È questo essere comunità di comunità il messaggio più rilevante. Fornisce una chiave interpretativa delle lotte desde abajo y a la izquierda, che permette di superare i cortocircuiti delle sinistre progressiste di governo che agiscono all’interno dei paradigmi neoliberisti. Nel concreto, inoltre, consegna alle comunità il compito di costruire la propria autonomia dal basso e soprattutto non in antitesi ad altro, nella sostanza riassume perfettamente la società differente immaginata e costruita dagli zapatisti. L’invito ad organizzarsi nelle proprie comunità si arricchisce dunque dell’esortazione alla collaborazione nella lotta. Il SupMoíses, inoltre, a scanso di equivoci, delinea chiaramente quali siano le sfide che si pongono agli aderenti alla Sexta di tutto il mondo, a conferma del fatto che gli zapatisti hanno chiaro il percorso che la lotta anticapitalista riserva. «L’idra capitalista, la bestia distruttrice, cerca altri nomi per celarsi, attaccare e sconfiggere l’essere umano e uno dei nomi dietro ai quali si nasconde la morte è “grande opera”. “Grande opera” vuol dire distruggere un intero territorio. Tutto. L’aria, l’acqua, la terra, le persone.
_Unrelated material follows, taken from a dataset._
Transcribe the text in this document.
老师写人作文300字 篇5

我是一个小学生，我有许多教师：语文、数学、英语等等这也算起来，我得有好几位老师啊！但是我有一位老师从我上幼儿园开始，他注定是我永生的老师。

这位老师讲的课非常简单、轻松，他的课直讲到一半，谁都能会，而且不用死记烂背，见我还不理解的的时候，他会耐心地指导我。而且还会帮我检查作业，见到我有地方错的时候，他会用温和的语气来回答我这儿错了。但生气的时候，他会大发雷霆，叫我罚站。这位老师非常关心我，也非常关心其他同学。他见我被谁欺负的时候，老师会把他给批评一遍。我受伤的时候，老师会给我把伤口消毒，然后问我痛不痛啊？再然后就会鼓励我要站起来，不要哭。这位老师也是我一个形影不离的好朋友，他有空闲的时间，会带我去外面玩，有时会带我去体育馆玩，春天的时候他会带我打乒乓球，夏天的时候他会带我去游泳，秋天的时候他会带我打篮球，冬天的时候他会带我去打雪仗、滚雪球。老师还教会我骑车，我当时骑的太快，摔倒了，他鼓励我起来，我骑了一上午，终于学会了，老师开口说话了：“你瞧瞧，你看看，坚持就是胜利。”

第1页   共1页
Con la grande opera la bestia divora con un solo boccone popolazioni intere, montagne e valli, fiumi e lagune, uomini, donne, bambini e bambine». In un mondo di relativismi, distinguo e compromessi, l’intransigenza delle parole del Sup Moíses è una ventata che ossigena le resistenze di tutto il mondo e ne indica la strada: «come zapatisti affermiamo con fermezza che solo un imbecille può considerare positive le grandi opere».

Gli zapatisti esistono e resistono, sono in cammino e sono pronti ad affrontare l’idra capitalista: «Siete disposti, voi cattivi governi, a provare a distruggerci a qualunque costo, a colpirci, arrestarci, rapirci e ammazzarci?»